Schistosomiasis, a parasitic disease caused by trematodes or digenetic blood flukes, is one of the most devastating tropical diseases. It is endemic in 74 countries and affects more than 200 million people worldwide, with 85% of patients living in Africa [Chitsulo et al., 2017]. Regular and periodic chemotherapy of at-risk groups with praziquantel, with potency against the Schistosoma adult parasite, is the only available intervention strategy [WHO, 2015]. As a result, the global and regional occurrence of the diseases has declined in the past few decades. However, elimination of the disease remains a global challenge [WHO, 2015]. While an effective vaccine is not yet available, the recent discovery of specific vaccine antigens has shown promise. Drug treatment targeting the parasite and control of the arthropod vector combined with vaccines might offer a long-term solution (Moreno-Cid et al., 2013; Sinden, 2017), despite genetic variation among parasitic strains, which could affect vaccine coverage (Sheerin et al., 2017). However, induction of effective protective immunity remains out of reach at least in part because of the ability of the parasite to modulate immune response.

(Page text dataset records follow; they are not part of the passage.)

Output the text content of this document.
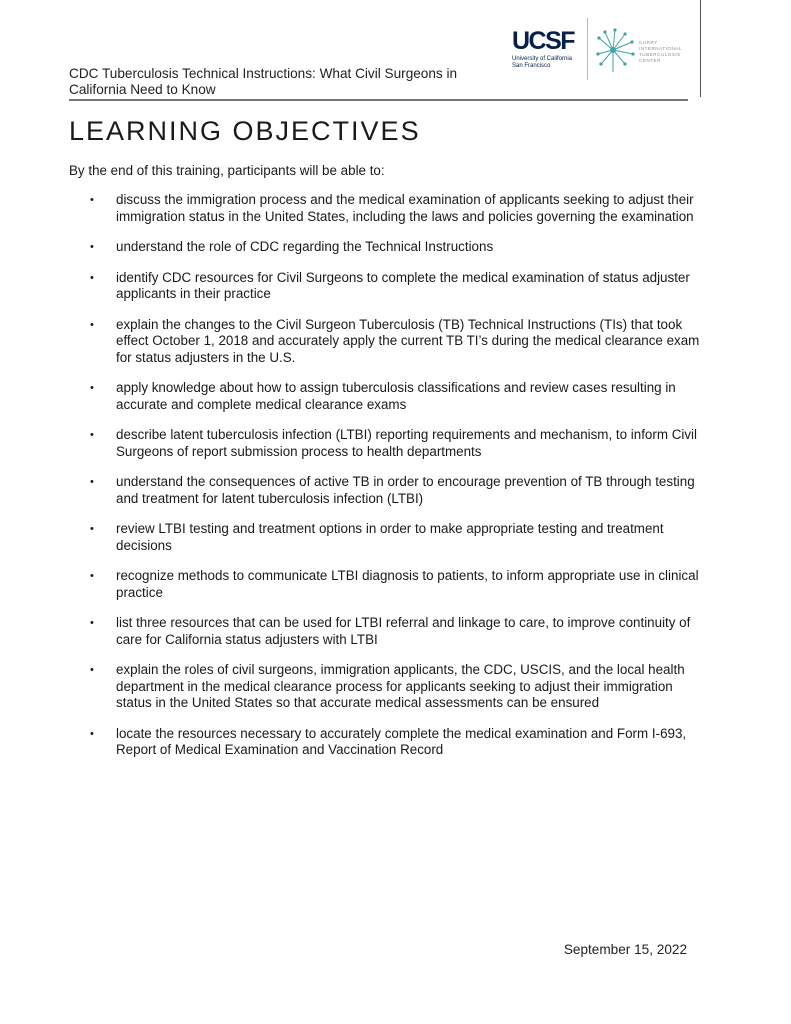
UCSF
University of California San Francisco
CURRY INTERNATIONAL TUBERCULOSIS CENTER
CDC Tuberculosis Technical Instructions: What Civil Surgeons in California Need to Know
LEARNING OBJECTIVES

By the end of this training, participants will be able to:

• discuss the immigration process and the medical examination of applicants seeking to adjust their immigration status in the United States, including the laws and policies governing the examination
• understand the role of CDC regarding the Technical Instructions
• identify CDC resources for Civil Surgeons to complete the medical examination of status adjuster applicants in their practice
• explain the changes to the Civil Surgeon Tuberculosis (TB) Technical Instructions (TIs) that took effect October 1, 2018 and accurately apply the current TB TI’s during the medical clearance exam for status adjusters in the U.S.
• apply knowledge about how to assign tuberculosis classifications and review cases resulting in accurate and complete medical clearance exams
• describe latent tuberculosis infection (LTBI) reporting requirements and mechanism, to inform Civil Surgeons of report submission process to health departments
• understand the consequences of active TB in order to encourage prevention of TB through testing and treatment for latent tuberculosis infection (LTBI)
• review LTBI testing and treatment options in order to make appropriate testing and treatment decisions
• recognize methods to communicate LTBI diagnosis to patients, to inform appropriate use in clinical practice
• list three resources that can be used for LTBI referral and linkage to care, to improve continuity of care for California status adjusters with LTBI
• explain the roles of civil surgeons, immigration applicants, the CDC, USCIS, and the local health department in the medical clearance process for applicants seeking to adjust their immigration status in the United States so that accurate medical assessments can be ensured
• locate the resources necessary to accurately complete the medical examination and Form I-693, Report of Medical Examination and Vaccination Record
September 15, 2022
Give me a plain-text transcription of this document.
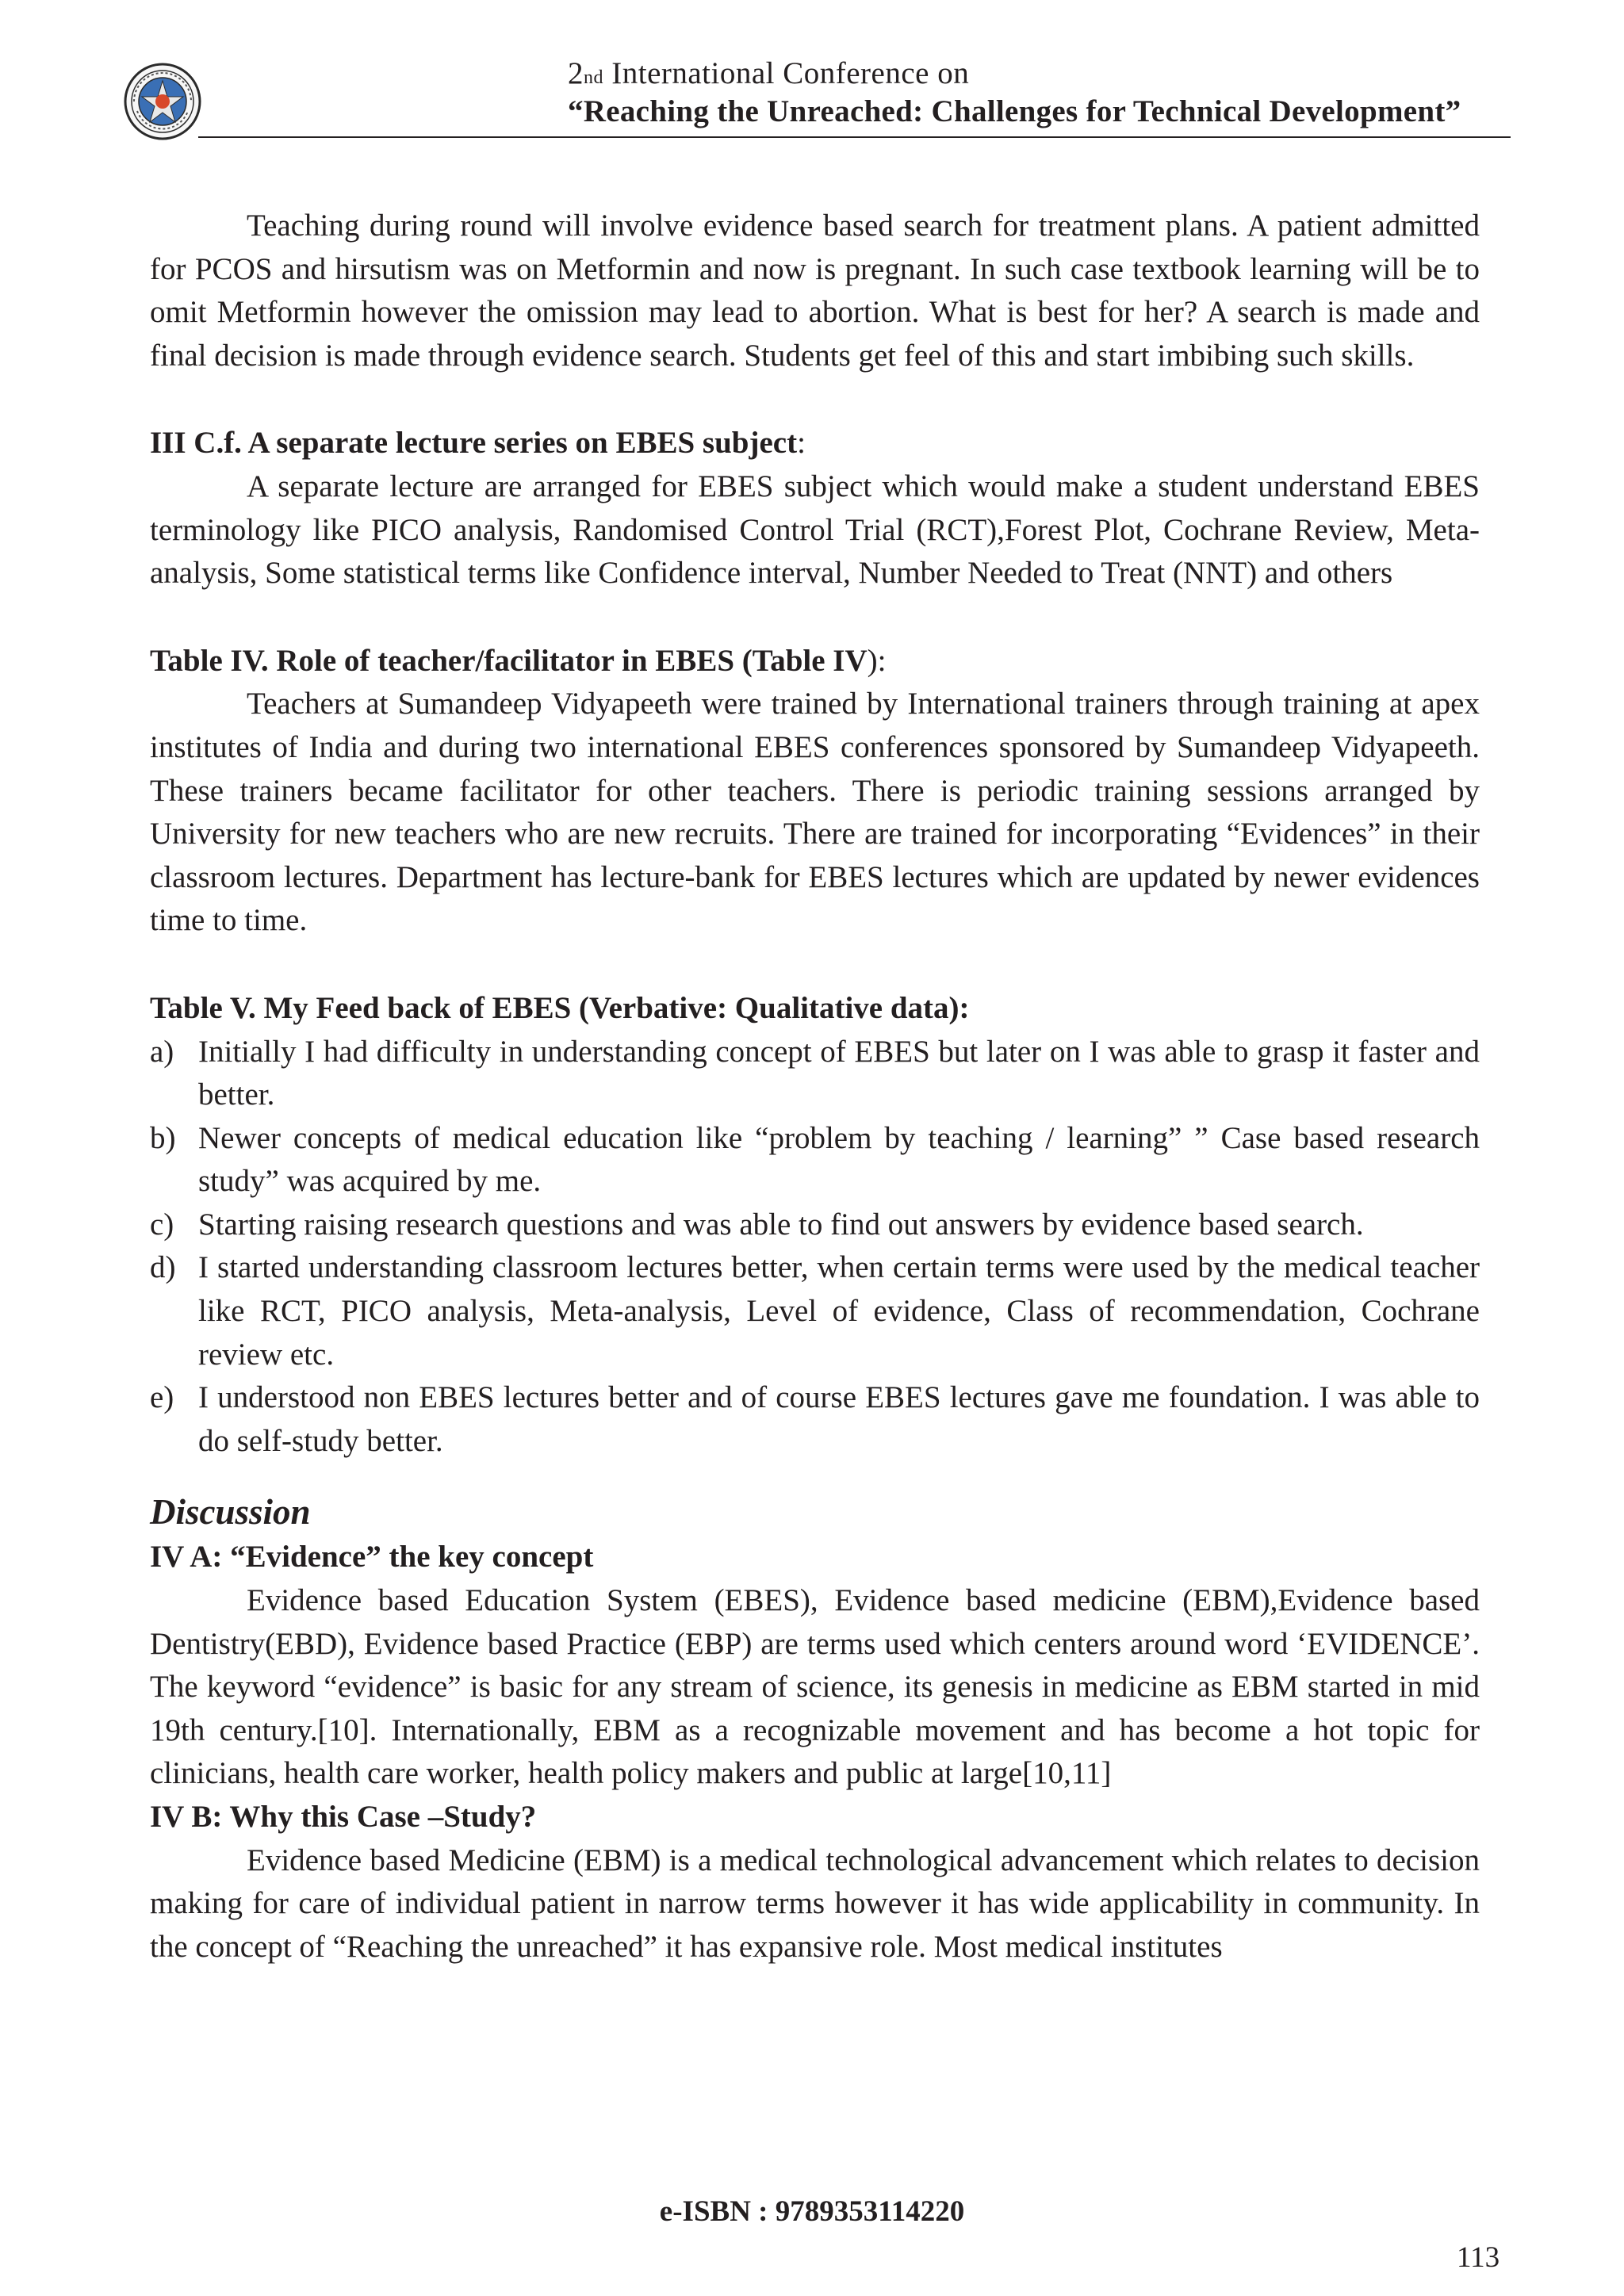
2nd International Conference on
“Reaching the Unreached: Challenges for Technical Development”

Teaching during round will involve evidence based search for treatment plans. A patient admitted for PCOS and hirsutism was on Metformin and now is pregnant. In such case textbook learning will be to omit Metformin however the omission may lead to abortion. What is best for her? A search is made and final decision is made through evidence search. Students get feel of this and start imbibing such skills.

III C.f. A separate lecture series on EBES subject:

A separate lecture are arranged for EBES subject which would make a student understand EBES terminology like PICO analysis, Randomised Control Trial (RCT),Forest Plot, Cochrane Review, Meta-analysis, Some statistical terms like Confidence interval, Number Needed to Treat (NNT) and others

Table IV. Role of teacher/facilitator in EBES (Table IV):

Teachers at Sumandeep Vidyapeeth were trained by International trainers through training at apex institutes of India and during two international EBES conferences sponsored by Sumandeep Vidyapeeth. These trainers became facilitator for other teachers. There is periodic training sessions arranged by University for new teachers who are new recruits. There are trained for incorporating “Evidences” in their classroom lectures. Department has lecture-bank for EBES lectures which are updated by newer evidences time to time.

Table V. My Feed back of EBES (Verbative: Qualitative data):

a) Initially I had difficulty in understanding concept of EBES but later on I was able to grasp it faster and better.
b) Newer concepts of medical education like “problem by teaching / learning” ” Case based research study” was acquired by me.
c) Starting raising research questions and was able to find out answers by evidence based search.
d) I started understanding classroom lectures better, when certain terms were used by the medical teacher like RCT, PICO analysis, Meta-analysis, Level of evidence, Class of recommendation, Cochrane review etc.
e) I understood non EBES lectures better and of course EBES lectures gave me foundation. I was able to do self-study better.

Discussion

IV A: “Evidence” the key concept

Evidence based Education System (EBES), Evidence based medicine (EBM),Evidence based Dentistry(EBD), Evidence based Practice (EBP) are terms used which centers around word ‘EVIDENCE’. The keyword “evidence” is basic for any stream of science, its genesis in medicine as EBM started in mid 19th century.[10]. Internationally, EBM as a recognizable movement and has become a hot topic for clinicians, health care worker, health policy makers and public at large[10,11]

IV B: Why this Case –Study?

Evidence based Medicine (EBM) is a medical technological advancement which relates to decision making for care of individual patient in narrow terms however it has wide applicability in community. In the concept of “Reaching the unreached” it has expansive role. Most medical institutes

e-ISBN : 9789353114220
113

Therefore, understanding how the parasite persists in the face of robust stimulation of the host immune system is one of the most important aspects in the study of host-parasite interactions [Hagen et al., 2015]. Indeed, S. mansoni, is known to have specific tactics to manipulate the host immune response in order to ensure its survival in the host [Bergquist, 1995]. Modulating the immune system at a molecular level via, in particular, soluble egg antigens (SEAs) is one of the key strategies for S. mansoni to compromise host immunity [Kane et al., 2008]. However, the mechanism of this specific immunomodulation remains elusive, particularly in vivo [Fallon and Antonio, 2006]. The immunomodulatory potential of S. mansoni eggs at the onset of chronic infection, is well documented and characterized by a Th2 polarized immune response [Pearce et al., 2004]. This Th2 response is associated with down-regulation of the initial Th1 or pro-inflammatory responses to migrating cercaria and leads to granuloma formation [Brunet et al., 1997; Fallon et al., 2000]. Many SEAs have been identified in S. mansoni, including omega-1 now understood to drive Th2-polarized responses, through interaction with dendritic cells (DCs). This protein plays an important role in switching the Th1 response into a Th2 response through inhibition of IL-12 production [Everts et al., 2009; Steinfelder et al., 2001]. Moreover, other SEAs, such as, IPSE/α-1, trigger Ig-E-driven IL-4 secretion by basophils and induces alternatively activated macrophages and, thus, Th2-polarized responses [Donnelly et al., 2008]. Kappa-5 is another immunomodulatory SEA present in S. mansoni.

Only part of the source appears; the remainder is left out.